Deux mois ferme requis

Dans ses réquisitions, le procureur avait requis des peines de deux mois ferme contre le trio en évoquant des individus immatures qui n'avaient pas su se contrôler et auraient pu provoquer de sérieuses blessures. Il avait aussi demandé une peine d'un mois avec sursis contre la jeune femme. Les avocats des quatre prévenus avaient plaidé la relaxe de leurs clients, estimant notamment que le dossier n'apportait pas la preuve des faits qui leur étaient reprochés.

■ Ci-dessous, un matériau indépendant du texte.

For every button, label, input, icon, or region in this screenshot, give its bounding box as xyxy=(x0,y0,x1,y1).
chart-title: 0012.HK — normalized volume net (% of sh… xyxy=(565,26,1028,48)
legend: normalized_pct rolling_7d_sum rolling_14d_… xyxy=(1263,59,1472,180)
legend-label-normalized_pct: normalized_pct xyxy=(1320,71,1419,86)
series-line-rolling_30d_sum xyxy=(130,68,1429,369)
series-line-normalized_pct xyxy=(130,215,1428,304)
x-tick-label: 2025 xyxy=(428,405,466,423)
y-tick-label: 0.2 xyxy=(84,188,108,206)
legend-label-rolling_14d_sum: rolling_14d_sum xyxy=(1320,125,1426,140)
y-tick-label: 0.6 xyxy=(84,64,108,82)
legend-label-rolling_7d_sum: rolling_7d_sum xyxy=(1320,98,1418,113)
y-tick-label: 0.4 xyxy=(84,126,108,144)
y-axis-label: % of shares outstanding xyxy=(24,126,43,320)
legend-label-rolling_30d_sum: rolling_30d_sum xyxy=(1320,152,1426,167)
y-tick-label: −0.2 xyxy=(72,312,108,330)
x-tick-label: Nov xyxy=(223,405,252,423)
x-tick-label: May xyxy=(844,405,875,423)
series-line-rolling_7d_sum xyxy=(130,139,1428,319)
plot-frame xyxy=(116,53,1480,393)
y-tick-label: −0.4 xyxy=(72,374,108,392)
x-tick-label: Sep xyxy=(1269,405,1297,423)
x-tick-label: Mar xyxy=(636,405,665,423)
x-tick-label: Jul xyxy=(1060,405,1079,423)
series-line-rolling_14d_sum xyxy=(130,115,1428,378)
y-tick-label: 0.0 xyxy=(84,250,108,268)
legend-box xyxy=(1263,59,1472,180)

«Ces peines ne sont pas satisfaisantes même si elles sont assorties du sursis», a dit devant la presse Me Antoine Vey, avocat de Loïc Rey. «On a en effet le sentiment d'une instrumentalisation de la procédure judiciaire à des fins politiques», a-t-il déclaré. «Aucun des prévenus n'a de casier judiciaire et ils ont tous été interpellés au hasard», a-t-il affirmé en se fondant sur une photo montrant une cinquantaine de personnes saisissant une dizaine de barrières sur laquelle les trois prévenus n'étaient pas identifiables.

«On alimente les thèses complotistes»

Auparavant, l'avocat de Sybille Durant, jeune fille gracile aux cheveux longs enveloppée dans un manteau à col de fourrure, avait ironisé devant le tribunal à propos de «cette crevette qui terrifie les policiers avec sa cannette vide». «Avec des procédures aussi ridicules, on alimente les thèses complotistes», avait-elle lancé.

262 personnes avaient été interpellées après les incidents survenus lors de la dispersion de la manifestation qui avait rassemblé 17.000 personnes, selon la police et 160.000, selon les organisateurs. Dix-neuf policiers ont été blessés lors des affrontements. Aucun n'a été hospitalisé.

La grande majorité des personnes interpellées, soit 226 personnes, avait été remise en liberté lundi. Huit personnes placées en garde à vue ont été déférées mardi devant le tribunal de grande instance pour y être jugées en comparution immédiate.